Fourier transform of a pyramid

Question

Has anyone calculated the Fourier coefficients for a pyramid function?
Let us define the pyramid function as, $z = f(x,y)$.
We are looking at 5 planes making up the pyramid. The 4 base points and apex are located at $ z(-X,-Y) = 0, \quad z(X,-Y) = 0, \quad z(X,Y) = 0, \quad z(-X,Y) = 0, \quad z(0,0) = 1 $ respectively.
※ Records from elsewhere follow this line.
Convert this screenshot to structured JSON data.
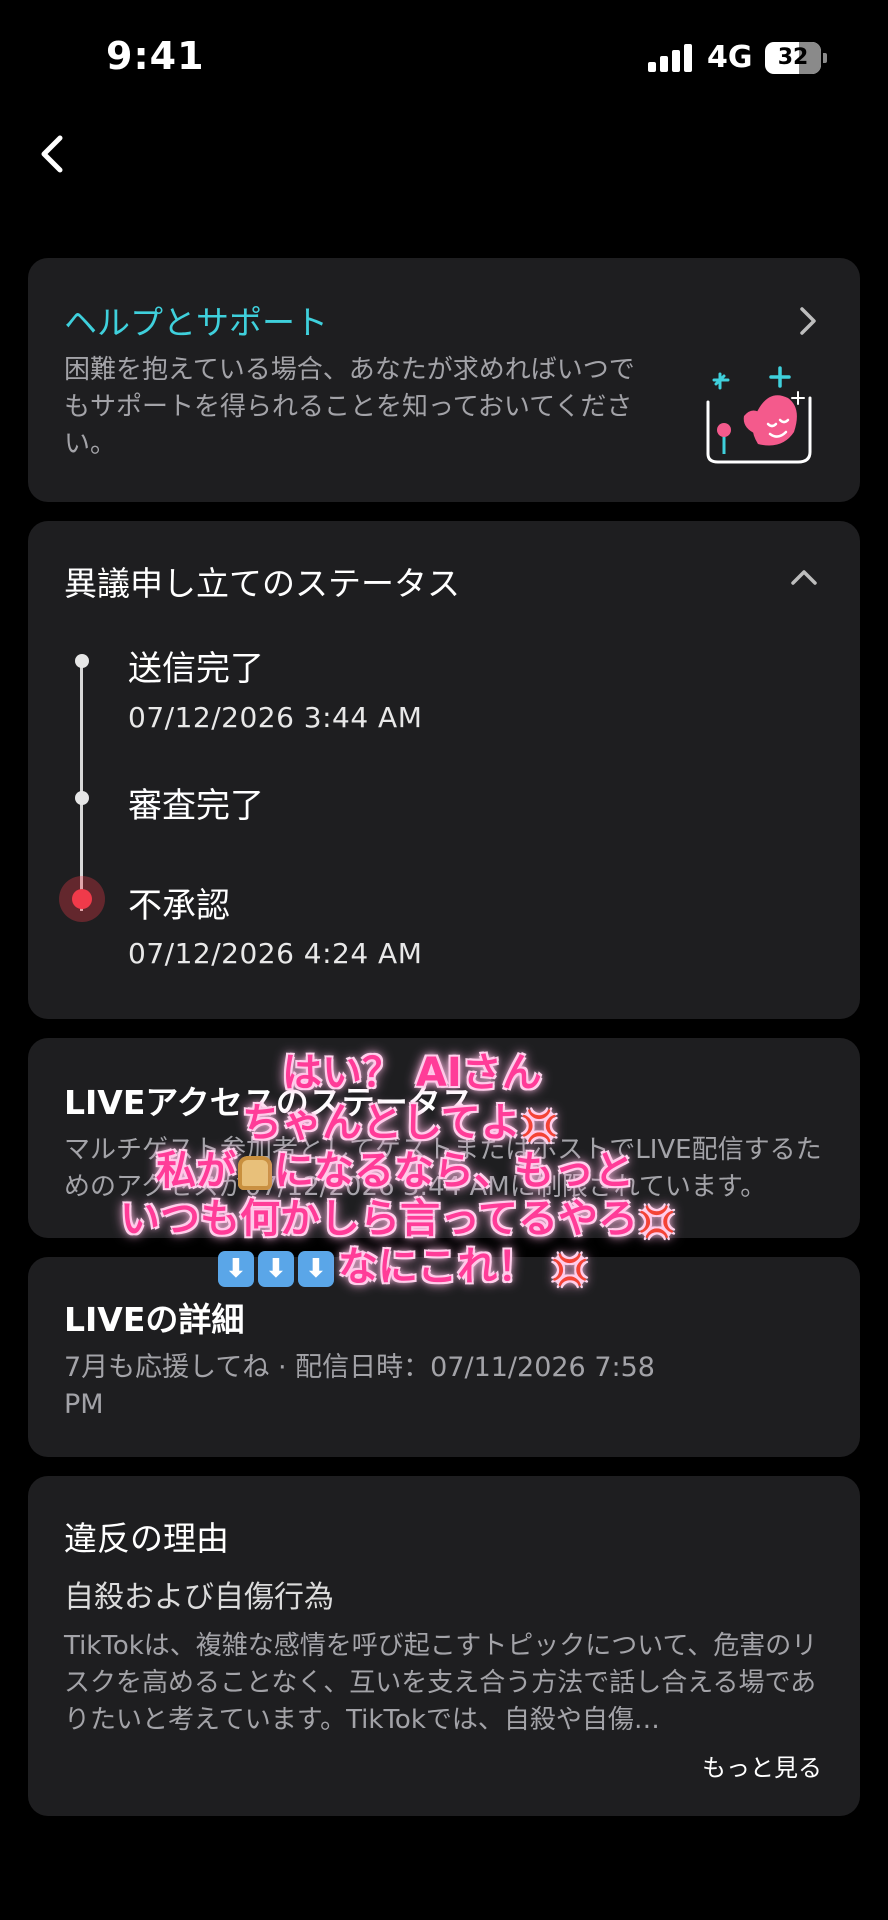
{
  "status_bar": {
    "time": "9:41",
    "network": "4G",
    "battery": "32"
  },
  "help": {
    "title": "ヘルプとサポート",
    "description": "困難を抱えている場合、あなたが求めればいつでもサポートを得られることを知っておいてください。"
  },
  "appeal_status": {
    "title": "異議申し立てのステータス",
    "steps": [
      {
        "label": "送信完了",
        "time": "07/12/2026 3:44 AM"
      },
      {
        "label": "審査完了",
        "time": ""
      },
      {
        "label": "不承認",
        "time": "07/12/2026 4:24 AM"
      }
    ]
  },
  "live_access": {
    "title": "LIVEアクセスのステータス",
    "description": "マルチゲスト参加者としてゲストまたはホストでLIVE配信するためのアクセスが07/12/2026 3:44 AMに制限されています。"
  },
  "live_details": {
    "title": "LIVEの詳細",
    "description": "7月も応援してね · 配信日時：07/11/2026 7:58 PM"
  },
  "reason": {
    "title": "違反の理由",
    "subtitle": "自殺および自傷行為",
    "description": "TikTokは、複雑な感情を呼び起こすトピックについて、危害のリスクを高めることなく、互いを支え合う方法で話し合える場でありたいと考えています。TikTokでは、自殺や自傷…",
    "more_label": "もっと見る"
  },
  "overlay": {
    "line1": "はい？ AIさん",
    "line2": "ちゃんとしてよ",
    "line3a": "私が",
    "line3b": "になるなら、もっと",
    "line4": "いつも何かしら言ってるやろ",
    "line5": "なにこれ！"
  },
  "colors": {
    "accent": "#3fd0dc",
    "reject": "#f03a4a",
    "card": "#1e1e20",
    "overlay_text": "#ff3c98"
  }
}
Then the equation for the planes will be,
$$ \begin{align} base \quad &: \quad z = 0 \\ front(-X \leq x \leq X, -Y \leq y \leq 0) \quad &: \quad z = 1 + \frac{y}{Y} \\ back(-X \leq x \leq X, 0 \leq y \leq Y) \quad &: \quad z = 1 - \frac{y}{Y} \\ left(-X \leq x \leq 0, -Y \leq y \leq Y) \quad &: \quad z = 1 + \frac{x}{X} \\ front(0 \leq x \leq X, -Y \leq y \leq Y) \quad &: \quad z = 1 - \frac{x}{X} \end{align} $$

Answer 1

Let $f(x,y)$ be the function supported on $[-1,1]\times[-1,1]$ and there given by $\min\left(1-|x|,1-|y|\right)$. We have:

$$\widehat{f}(u,v) = \frac{2 v \cos v \sin u-2 u\cos u\sin v}{\pi u^3 v-\pi u v^3}$$ and you just need to adjust the above transform by scaling and translating.